Derribando armarios I Violencia y estigma en el sistema sanitario

Chris El-Bahr

Las personas queer y del colectivo LGTBIQA+ sufrimos de forma constante violencia y estigma por parte de las instituciones sanitarias.

Aún recuerdo cuando con tan solo diecinueve años fui a mi CAP, aterrorizada, tras haber tenido relaciones sexuales sin preservativo. Cuando le comenté a mi doctora que necesitaba hacerme unos exámenes de infecciones de transmisión sexual (ITS), ella comenzó a interrogarme y culpabilizarme —como si no fuera bastante con el propio juicio que yo misma me hacía, a una edad en que desconocía muchísimo sobre las ITS—, como si hacerse unos análisis fuera algo innecesario e inmoral.

Lo primero que me dijo fue: «debes tener en cuenta que no solo existe este riesgo, sino también el del embarazo de la chica». A lo que yo respondí: «no hay chica». Ahí su respuesta, acompañada de cara de asco fue: «¡pues con más motivo!».
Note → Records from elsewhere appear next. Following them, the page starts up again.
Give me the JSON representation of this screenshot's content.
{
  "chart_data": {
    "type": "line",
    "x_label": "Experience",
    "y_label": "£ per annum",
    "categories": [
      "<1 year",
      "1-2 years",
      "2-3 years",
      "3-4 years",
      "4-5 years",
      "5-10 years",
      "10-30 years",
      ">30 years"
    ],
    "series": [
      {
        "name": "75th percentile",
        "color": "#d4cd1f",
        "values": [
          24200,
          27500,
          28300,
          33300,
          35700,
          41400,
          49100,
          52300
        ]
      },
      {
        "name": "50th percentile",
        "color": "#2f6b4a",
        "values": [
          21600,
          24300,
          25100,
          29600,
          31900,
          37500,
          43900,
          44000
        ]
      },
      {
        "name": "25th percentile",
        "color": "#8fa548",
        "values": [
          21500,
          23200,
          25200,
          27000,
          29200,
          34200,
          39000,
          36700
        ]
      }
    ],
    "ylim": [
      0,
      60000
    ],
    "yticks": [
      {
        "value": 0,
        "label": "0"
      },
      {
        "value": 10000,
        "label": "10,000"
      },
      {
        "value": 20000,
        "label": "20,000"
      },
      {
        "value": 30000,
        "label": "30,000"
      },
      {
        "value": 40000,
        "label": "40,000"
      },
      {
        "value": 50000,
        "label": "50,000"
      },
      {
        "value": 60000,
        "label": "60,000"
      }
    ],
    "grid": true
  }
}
Salí de su consulta con una petición de analíticas acompañada de un trauma y una lección aprendida: nunca volvería a solicitar este tipo de pruebas en un CAP.

Años más tarde, con alguna que otra experiencia desagradable a mis espaldas, viví la que tal vez haya sido la más horrible:

En el año 2018, tuvieron que intervenirme quirúrgicamente de un quiste en el glúteo. Cuando fui a la primera consulta postoperatoria con el cirujano, en la que aparte me iban a retirar los puntos, me encontré encerrada en una sala con la persona más LGTBIQAfóbica que me he topado en una institución. Por aquél entonces, yo ya me consideraba una persona no-binarie y tenía una expresión de género bastante andrógina. En cuanto me vio entrar y me tumbé en la camilla, se dirigió a mí con gesto de desagrado y me dijo: «tío, ¿te pintas las uñas?» Yo respondí con un: «sí, ¿qué pasa?» Hizo algún comentario despectivo más sobre mi forma de vestir y, sin apenas mirarme la cicatriz, se sentó frente a su ordenador a revisar mi informe. Comenzó a hacerme preguntas —nada vinculadas con la cirugía— sobre mis prácticas sexuales. Yo respondí a todo con naturalidad y él concluyó que ese quiste en el glúteo —aclaro que quedaba bien lejos del recto— me había salido por practicar sexo anal y que si no dejaba de hacerlo me volvería a pasar. Me quedé atónita, sin saber cómo reaccionar más allá de reírme y afirmar que estaba mintiendo y que aparte lo sabía, pero a la vez me sentí impotente de no poder responderle debidamente ya que me encontraba sola en aquella consulta y con los puntos en manos de ese hombre.

Estas son solo dos de las múltiples situaciones que he vivido. Como la ardua gestión a la que me he enfrentado cuando he necesitado pedir la profilaxis post-exposición al VIH tras noches en las que apenas recuerdo qué hice —cuando en esos casos tienes un reloj en cuenta regresiva en el que cada segundo de las 72 horas de las que dispones es oro—.

Ahora trabajo en un CAP y puedo afirmar la urgente necesidad de que personas del colectivo ocupemos estos espacios en los que la cisheteronorma reina más que en ningún otro sitio.